Pero sin fe es imposible agradar a Dios; porque es necesario que el que se acerca a Dios crea que le hay, y que es galardonador de los que le buscan.  (Hebreos 11:6)

Realmente es necesario tener fe para creer en algo que no se puede percibir con los 5 sentidos, para creer que existe alguien que es inmensamente poderoso,  para creer que El creó el universo y todo lo que en el existe, para creer que El creó la vida la cual no es aún totalmente comprendida por el mismo ser humano; realmente se necesita la fe para creer en lo increíble, en lo imposible, en lo aparentemente inalcanzable. Solo por fe se llega a Dios quien se agrada de aquellos que le buscan y, cuando Dios se agrada de nosotros, nos premia porque le satisface y le complace.

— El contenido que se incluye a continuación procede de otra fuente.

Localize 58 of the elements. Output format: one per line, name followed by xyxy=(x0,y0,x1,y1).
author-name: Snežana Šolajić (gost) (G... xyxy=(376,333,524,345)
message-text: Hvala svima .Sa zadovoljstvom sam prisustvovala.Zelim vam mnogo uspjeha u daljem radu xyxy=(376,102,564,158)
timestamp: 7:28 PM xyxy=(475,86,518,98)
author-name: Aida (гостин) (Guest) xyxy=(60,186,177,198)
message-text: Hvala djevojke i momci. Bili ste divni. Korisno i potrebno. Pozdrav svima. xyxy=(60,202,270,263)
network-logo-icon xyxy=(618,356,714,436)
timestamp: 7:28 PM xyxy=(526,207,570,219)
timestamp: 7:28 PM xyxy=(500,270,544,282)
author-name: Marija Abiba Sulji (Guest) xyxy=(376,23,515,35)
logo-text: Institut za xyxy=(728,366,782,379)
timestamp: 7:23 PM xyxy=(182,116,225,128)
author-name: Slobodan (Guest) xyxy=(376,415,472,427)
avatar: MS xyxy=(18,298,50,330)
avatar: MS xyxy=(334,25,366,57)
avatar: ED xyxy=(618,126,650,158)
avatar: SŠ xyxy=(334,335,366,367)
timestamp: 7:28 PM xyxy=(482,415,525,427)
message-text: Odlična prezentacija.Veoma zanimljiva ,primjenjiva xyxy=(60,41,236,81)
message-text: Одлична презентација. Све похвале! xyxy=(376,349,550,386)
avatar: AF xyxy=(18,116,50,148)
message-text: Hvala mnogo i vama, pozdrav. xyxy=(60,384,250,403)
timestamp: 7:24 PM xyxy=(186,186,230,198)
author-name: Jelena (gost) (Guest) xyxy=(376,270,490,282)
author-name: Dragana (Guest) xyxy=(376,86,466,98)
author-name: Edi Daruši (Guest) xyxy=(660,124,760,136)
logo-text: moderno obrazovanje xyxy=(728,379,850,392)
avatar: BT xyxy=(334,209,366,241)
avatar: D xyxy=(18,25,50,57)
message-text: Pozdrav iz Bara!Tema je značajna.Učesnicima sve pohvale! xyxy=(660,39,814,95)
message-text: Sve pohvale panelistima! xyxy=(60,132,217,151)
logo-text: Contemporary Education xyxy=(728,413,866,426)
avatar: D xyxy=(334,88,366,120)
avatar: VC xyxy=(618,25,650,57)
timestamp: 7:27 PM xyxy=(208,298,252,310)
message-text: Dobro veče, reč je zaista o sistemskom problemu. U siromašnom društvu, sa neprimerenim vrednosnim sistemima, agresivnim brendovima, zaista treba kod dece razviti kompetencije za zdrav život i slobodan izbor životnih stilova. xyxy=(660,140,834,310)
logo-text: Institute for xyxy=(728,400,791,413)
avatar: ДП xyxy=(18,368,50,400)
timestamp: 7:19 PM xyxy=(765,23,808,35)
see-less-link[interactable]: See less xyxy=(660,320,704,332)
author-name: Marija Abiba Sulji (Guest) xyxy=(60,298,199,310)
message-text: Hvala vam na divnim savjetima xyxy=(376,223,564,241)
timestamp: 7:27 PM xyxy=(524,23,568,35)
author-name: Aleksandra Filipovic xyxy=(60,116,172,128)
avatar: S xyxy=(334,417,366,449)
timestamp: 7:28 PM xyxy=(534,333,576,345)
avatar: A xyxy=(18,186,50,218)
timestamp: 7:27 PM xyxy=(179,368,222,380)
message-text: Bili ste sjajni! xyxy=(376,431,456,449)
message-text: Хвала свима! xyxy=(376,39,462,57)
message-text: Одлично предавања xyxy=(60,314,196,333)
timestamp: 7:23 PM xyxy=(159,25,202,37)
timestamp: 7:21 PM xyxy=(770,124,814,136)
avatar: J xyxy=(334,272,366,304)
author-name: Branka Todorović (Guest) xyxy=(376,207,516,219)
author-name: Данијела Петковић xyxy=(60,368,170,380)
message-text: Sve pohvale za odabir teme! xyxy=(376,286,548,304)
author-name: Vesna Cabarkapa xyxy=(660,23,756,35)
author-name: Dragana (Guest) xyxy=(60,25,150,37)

Quiero hacer una pregunta a todos aquellos lectores que tienen hijos: ¿Qué haría usted si sus hijos le complacen en todo lo que usted les requiere, sin son obedientes, si son ejemplares, si son responsables, si ellos creen ciegamente en usted, si ellos confían plenamente en su protección y en su orientación, si ellos ven en usted un hombre sabio y dispuesto? Seguramente usted estaría orgulloso de ellos y les facilitaría cualquier deseo. De la misma manera, si nosotros agradamos a Dios, El también nos honrará, se enorgullecerá, estará a nuestro lado siempre, nos consentirá. Qué grande es esto, ¿necesitaría usted de algo más?